Please note this is the last full entry of 2020,
as we go on hiatus for the Christmas and New Year holidays.
We’ll be back in 2021 and are excited to meet you there!
Set in 1920s Neustadt and Berlin, Emil and the Detectives tells the story of young Emil Tischbein and his adventures during and after a train ride from one city to the other. The boy’s mother sends him off to the capital with DM120 to be delivered to his grandmother, and twenty more for himself. Because it has taken Frau Fischbein—as her son delightfully addresses his mother on occasion—months to save the amount from her hairdresser salary, Emil carefully pins the bills to the lining of his coat pocket. Upon arrival, however, the cash is gone and Emil meets up with a group of local children to help him see if a mysterious man from the train is their thief and whether they can recoup the loss.
From start to finish this children’s novel is absolutely addicting, charming and enchanting. For modern readers, the most striking feature of the book is the manner in which language transports us back to an earlier time—and not merely via such simple examples as, “Sometimes she sings gay little songs” or “The house is going to rack and ruin.” Author Erich Kästner allows his characters such a range of voice one can easily imagine how they say what they do, with playful sarcasm or extra bit of stress on a word that nevertheless goes unremarked by others because this, actually, is part of the individual’s personality.
However, credit where credit is due: much of this praise must also be awarded the translator, May Massee, who renders Kästner’s original German into an English-language version that seems to be a wonderfully faithful one. Having not read the novel in its native language, I cannot say for sure, but one recognizes the feel of the time—that is, within the last, gasping days of Weimar—even amongst the doings of a “model boy,” who sometimes finds it very difficult to maintain his resolution to remain such. The children also seem to have much more freedom than modern youngsters, and there exists no self-awareness that points out as much, leaving it to the children to do what children of the time did.
I also really loved the manner in which the narrator addresses us, the readers, in the true sense of storytelling, utilizing a familiar you (that is in the English sense, as in using the word at all, not to be confused with the German familiar du) to assure us, for example, of particular details, or how he registers our surprise. Still, Massee keeps us in Germany, declining to adapt this translation to a modern audience incapable of figuring out what marks are or utilizing wholly inadequate English words in place of those such as “scoundrel,” which is actually a very fine word that ought to reclaim its place in the pantheon of words. No, she trusts her audience to be able to assimilate into German culture enough to appreciate the book on its German terms, without having to become what it is not (as much as one possibly can in a translation).
“Probably many of you will think that no one need make such a fuss over a hundred and forty marks as Frau Tischbein was making for Emil’s benefit. And if a person earned two thousand or twenty thousand or maybe a hundred thousand marks a month, of course he wouldn’t have to.
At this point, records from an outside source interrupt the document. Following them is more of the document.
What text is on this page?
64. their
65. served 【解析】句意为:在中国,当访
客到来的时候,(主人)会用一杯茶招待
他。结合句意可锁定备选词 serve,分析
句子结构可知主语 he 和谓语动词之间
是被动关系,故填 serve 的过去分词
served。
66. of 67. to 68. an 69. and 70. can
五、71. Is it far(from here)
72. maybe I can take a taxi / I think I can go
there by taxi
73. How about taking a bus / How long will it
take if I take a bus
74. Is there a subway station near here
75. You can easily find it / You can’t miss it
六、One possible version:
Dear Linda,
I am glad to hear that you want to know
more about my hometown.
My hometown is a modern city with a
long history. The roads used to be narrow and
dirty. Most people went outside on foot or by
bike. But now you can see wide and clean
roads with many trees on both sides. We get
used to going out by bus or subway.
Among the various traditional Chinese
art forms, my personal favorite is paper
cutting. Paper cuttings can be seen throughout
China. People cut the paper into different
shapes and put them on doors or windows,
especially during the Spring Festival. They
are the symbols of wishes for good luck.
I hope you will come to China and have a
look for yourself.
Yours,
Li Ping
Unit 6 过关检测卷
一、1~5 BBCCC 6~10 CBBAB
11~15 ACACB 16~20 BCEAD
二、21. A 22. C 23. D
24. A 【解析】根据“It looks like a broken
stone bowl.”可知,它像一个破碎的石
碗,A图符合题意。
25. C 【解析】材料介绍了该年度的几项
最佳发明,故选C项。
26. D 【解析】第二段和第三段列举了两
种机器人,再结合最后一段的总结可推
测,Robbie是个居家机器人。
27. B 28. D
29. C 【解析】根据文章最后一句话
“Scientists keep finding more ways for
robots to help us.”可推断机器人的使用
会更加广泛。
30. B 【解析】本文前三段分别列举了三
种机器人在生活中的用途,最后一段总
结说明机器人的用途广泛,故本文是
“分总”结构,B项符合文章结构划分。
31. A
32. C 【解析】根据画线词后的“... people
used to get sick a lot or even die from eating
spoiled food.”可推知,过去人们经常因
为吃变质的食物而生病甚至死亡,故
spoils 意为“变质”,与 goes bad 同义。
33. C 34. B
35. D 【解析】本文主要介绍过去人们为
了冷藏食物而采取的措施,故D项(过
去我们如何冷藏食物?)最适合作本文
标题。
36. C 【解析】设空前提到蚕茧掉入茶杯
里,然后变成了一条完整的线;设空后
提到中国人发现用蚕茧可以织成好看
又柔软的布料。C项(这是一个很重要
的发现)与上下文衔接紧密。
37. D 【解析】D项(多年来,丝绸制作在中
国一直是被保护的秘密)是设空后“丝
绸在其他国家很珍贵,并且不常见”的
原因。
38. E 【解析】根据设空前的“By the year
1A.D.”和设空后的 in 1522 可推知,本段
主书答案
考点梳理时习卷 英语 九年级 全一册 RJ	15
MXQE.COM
But in case you don’t know it—most people earn far less than that. And whether you like it or not, anyone who earns thirty-five marks a week must think that a hundred and forty marks he has saved is a great deal of money.”
By today’s standards, the self-sufficiency of Kästner’s child characters is practically miraculous, and one of the takeaways we observe rests within the honor of children acting without grownup supervision. What does that say about the influence of adults? Moreover, Berlin being Berlin, it comes as no surprise that the city itself is presented in a manner not unlike another character, though of course, not just any other character. As Emil enters the capital, he is challenged by the wildness that even he, in his childlike fashion, recognizes.
“Those autos! They rushed past the streetcar, honked and squeaked, signaled for left turns and right, and swung around corners; other autos pushed right after them. What a jam! And so many people on the sidewalks! And from every side street, cars, delivery carts, double-decker buses! Newsstands on every corner. Wonderful show windows with flowers, fruits, books, gold watches, clothes, and silk underwear. And tall, tall buildings.
So that was Berlin.”
In this way the city, its chaotic juxtaposed with its lovely, asserts itself as neither Emil’s friend nor adversary, and he sees its challenges while simultaneously admiring its beauty and excitement, a child’s view of both the allure and grotesque of Berlin in the 1920s. As one playing its role in events, Berlin does not disappoint, and Emil sets off in his attempt to regain his loss, navigating his way through victory and defeat, working both with and slightly against his partner, Berlin, in defeating a vile thief. It is perhaps this element of city as character that has lead to Emil und die Detektive escaping the Nazi bonfires and never being out of print since its first publication in 1929.
As so many reviewers before have urged, this is a book for grownups and children alike, loaded with perspectives that will inform, unbeknownst to its readers, as it entertains. For while we admire the authenticity of Emil and his cohorts, we are also fascinated by the history that even in its own time was novel in its presentation, wildly popular and too esteemed to burn.
Emil and the Detectives has been translated into over fifty languages, its popularity reflecting the growth within: as the story progresses, the feel of the language matures, along with Emil’s understanding of things that happen within the world. In this way readers also grow with the book, and they will close it markedly different people than when they first picked it up. This does not change on subsequent reading, and we see something new in the story each time—just as it should be.